Schumann's Second. How is it possible for human beings to play so fast, and how is it possible that something so fast has such a perfect structure?


----------



## Strange Magic (Sep 14, 2015)

Dvoràk 7 is very nice indeed. Shall we dance?


----------



## dgee (Sep 26, 2013)

I don't do favourites, but Walton 1 deserves a mention.
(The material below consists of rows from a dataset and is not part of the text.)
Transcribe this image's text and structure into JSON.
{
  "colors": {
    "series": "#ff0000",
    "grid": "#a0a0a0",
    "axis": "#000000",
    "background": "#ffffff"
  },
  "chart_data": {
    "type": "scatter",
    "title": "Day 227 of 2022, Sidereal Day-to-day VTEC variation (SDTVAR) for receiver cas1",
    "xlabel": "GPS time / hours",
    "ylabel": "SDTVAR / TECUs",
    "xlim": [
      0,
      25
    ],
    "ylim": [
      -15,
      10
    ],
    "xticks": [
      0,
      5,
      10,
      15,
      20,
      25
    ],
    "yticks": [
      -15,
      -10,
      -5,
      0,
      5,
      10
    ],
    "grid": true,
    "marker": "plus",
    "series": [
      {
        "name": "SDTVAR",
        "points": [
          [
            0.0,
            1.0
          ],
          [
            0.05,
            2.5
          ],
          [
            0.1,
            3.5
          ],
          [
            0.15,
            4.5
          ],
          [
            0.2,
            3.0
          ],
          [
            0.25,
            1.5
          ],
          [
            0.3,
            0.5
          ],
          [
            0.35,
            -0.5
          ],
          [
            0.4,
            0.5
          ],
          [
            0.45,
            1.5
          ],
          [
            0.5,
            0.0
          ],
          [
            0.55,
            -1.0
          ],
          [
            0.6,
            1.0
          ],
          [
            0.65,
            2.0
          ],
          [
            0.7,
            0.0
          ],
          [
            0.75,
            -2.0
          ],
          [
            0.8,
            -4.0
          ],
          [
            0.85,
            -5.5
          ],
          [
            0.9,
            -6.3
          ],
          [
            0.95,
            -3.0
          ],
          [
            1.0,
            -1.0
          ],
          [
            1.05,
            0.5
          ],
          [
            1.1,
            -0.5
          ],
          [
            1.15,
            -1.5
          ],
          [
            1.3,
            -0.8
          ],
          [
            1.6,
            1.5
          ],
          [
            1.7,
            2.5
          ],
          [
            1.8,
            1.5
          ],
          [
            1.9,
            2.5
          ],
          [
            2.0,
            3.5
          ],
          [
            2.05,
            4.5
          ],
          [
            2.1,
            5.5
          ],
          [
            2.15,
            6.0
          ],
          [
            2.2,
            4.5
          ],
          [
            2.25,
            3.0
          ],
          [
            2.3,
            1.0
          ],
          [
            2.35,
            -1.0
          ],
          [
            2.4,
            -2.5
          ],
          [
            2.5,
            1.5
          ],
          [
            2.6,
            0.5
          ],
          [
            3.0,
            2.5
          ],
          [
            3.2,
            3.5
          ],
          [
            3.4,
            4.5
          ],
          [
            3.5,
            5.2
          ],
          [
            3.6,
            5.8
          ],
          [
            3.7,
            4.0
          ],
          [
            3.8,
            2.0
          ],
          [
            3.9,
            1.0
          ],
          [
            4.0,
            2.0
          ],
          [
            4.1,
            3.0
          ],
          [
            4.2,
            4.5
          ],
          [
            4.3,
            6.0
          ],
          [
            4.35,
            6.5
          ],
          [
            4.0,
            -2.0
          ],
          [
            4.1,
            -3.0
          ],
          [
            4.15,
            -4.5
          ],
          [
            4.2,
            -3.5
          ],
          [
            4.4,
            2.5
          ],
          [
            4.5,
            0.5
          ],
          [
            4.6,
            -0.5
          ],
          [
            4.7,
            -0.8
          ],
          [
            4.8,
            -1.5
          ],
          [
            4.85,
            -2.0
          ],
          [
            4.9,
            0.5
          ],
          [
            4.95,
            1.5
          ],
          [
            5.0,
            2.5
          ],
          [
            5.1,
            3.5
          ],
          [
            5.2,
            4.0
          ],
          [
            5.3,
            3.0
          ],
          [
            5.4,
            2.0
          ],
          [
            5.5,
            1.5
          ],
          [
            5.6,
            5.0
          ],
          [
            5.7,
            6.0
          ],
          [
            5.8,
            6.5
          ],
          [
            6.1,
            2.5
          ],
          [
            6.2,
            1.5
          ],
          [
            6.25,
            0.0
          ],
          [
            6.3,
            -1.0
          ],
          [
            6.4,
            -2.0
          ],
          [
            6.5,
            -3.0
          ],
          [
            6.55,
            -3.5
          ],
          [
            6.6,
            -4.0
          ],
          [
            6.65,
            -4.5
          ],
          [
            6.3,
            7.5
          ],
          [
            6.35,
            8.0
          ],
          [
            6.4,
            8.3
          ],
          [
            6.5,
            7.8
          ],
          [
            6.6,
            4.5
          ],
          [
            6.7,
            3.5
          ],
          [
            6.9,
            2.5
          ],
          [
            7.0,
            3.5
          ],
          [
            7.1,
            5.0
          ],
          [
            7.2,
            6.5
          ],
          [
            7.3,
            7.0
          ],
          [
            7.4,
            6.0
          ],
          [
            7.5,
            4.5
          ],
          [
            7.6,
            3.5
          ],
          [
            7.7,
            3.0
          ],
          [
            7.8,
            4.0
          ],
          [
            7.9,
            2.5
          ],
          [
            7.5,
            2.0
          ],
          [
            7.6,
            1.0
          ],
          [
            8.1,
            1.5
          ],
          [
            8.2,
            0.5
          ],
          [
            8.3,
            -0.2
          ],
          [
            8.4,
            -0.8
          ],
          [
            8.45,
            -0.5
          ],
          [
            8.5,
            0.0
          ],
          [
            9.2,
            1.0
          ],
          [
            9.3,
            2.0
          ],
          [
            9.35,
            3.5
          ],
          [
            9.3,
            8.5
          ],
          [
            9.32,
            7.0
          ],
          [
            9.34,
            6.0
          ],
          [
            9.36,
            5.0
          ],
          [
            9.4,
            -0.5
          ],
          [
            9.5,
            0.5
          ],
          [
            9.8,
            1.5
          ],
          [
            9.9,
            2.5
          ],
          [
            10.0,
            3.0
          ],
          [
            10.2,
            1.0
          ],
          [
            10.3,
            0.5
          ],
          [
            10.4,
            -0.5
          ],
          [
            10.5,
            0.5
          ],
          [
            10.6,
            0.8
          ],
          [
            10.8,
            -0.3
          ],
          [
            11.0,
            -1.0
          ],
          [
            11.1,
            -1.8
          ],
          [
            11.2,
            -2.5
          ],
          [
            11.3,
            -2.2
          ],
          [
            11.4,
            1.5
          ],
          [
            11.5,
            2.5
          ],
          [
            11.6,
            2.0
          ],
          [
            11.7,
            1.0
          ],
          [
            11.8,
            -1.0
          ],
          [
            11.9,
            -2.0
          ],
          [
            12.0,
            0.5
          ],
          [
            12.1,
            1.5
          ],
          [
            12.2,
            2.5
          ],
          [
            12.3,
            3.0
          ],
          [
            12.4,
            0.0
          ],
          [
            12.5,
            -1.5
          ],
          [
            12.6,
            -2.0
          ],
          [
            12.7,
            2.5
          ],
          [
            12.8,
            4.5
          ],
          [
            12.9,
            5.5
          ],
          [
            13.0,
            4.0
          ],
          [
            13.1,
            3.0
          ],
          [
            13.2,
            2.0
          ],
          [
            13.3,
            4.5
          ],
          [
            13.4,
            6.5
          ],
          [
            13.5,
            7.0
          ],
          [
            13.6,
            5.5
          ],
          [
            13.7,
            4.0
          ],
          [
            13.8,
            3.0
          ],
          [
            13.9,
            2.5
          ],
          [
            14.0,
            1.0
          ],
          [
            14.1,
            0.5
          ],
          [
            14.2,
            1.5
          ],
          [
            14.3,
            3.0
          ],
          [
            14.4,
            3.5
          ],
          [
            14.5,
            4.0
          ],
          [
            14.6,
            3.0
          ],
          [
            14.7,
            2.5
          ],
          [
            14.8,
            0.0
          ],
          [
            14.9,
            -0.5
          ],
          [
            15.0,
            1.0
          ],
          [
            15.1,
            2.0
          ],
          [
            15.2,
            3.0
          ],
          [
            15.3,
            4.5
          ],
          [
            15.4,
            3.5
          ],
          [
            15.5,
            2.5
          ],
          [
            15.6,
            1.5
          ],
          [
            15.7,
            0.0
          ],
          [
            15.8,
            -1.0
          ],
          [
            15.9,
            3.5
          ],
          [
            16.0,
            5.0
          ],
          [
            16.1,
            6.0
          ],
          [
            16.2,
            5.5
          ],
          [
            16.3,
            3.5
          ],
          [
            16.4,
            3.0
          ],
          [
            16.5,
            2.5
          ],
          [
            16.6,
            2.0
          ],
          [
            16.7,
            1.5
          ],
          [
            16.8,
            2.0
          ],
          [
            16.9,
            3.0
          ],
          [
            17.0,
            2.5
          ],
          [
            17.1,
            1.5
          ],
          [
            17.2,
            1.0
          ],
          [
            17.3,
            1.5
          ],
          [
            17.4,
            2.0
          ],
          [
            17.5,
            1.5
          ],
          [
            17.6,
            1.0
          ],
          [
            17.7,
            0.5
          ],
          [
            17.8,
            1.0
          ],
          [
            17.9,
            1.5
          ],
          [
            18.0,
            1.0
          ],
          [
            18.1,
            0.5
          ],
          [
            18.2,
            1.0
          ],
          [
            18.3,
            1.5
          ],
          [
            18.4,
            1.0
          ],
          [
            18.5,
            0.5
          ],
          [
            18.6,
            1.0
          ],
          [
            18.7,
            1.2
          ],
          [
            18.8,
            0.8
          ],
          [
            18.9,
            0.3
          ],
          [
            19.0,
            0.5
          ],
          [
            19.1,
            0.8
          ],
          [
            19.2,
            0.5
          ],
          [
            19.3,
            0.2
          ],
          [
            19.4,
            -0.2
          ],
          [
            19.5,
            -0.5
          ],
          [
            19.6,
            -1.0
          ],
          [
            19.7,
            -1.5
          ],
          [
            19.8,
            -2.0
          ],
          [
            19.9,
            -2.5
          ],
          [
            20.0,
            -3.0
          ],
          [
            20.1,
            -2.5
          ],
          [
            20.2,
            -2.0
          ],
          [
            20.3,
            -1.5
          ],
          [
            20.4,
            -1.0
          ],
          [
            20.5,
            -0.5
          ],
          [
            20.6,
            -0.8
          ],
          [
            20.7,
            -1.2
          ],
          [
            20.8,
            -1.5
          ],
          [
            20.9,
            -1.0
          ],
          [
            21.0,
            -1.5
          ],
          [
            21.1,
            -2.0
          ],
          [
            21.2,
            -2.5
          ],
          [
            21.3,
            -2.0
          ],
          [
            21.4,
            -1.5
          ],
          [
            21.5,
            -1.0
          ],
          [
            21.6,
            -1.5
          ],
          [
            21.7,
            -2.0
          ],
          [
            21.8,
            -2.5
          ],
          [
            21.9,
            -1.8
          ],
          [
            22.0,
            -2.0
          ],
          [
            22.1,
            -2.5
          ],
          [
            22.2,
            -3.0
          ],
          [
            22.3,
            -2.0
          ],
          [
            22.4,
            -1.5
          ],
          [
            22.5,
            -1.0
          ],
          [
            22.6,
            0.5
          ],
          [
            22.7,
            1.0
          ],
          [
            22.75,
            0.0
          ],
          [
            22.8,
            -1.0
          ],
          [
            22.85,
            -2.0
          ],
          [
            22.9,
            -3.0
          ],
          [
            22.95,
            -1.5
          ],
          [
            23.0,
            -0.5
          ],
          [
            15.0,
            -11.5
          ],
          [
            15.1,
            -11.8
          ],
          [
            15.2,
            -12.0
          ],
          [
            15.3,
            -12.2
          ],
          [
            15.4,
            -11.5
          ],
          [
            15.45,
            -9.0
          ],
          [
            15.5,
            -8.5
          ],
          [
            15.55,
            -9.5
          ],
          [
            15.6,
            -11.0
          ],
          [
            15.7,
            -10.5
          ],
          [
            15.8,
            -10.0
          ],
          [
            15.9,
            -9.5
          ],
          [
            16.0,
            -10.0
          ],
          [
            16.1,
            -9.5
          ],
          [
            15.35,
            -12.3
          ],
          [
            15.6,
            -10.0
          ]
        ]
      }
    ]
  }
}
Very fast, very fun


----------



## Orfeo (Nov 14, 2013)

Bruckner's 4th, 8th, and 9th.
Glazunov's 3rd & 8th.
Elgar's 2nd.
Stanford's 3rd "Irish."
Tchaikovsky's "Manfred."
Dohnanyi's 1st Symphony.
Goldmark's "Rustic Wedding."
Felix Draeseke's First.
Alfven's 3rd.
Dvorak's 5th, 8th, and 9th.


----------



## R3PL4Y (Jan 21, 2016)

The scherzo of Bruckner 9 is about as far as you can get musically from a joke.


----------



## Totenfeier (Mar 11, 2016)

Mahler 2nd. In my opinion, this scherzo works on so many levels - and it is much darker and more evil than it seems.


----------



## hansklein (May 1, 2016)

My favorite scherzos:
Mahler 9
Beethoven 3, 5, 7, 9
Schubert 5, 9
Dvorak 7
Bruckner 8
Sibelius 1
Prokofiev 5 (I'd call it a scherzo)


----------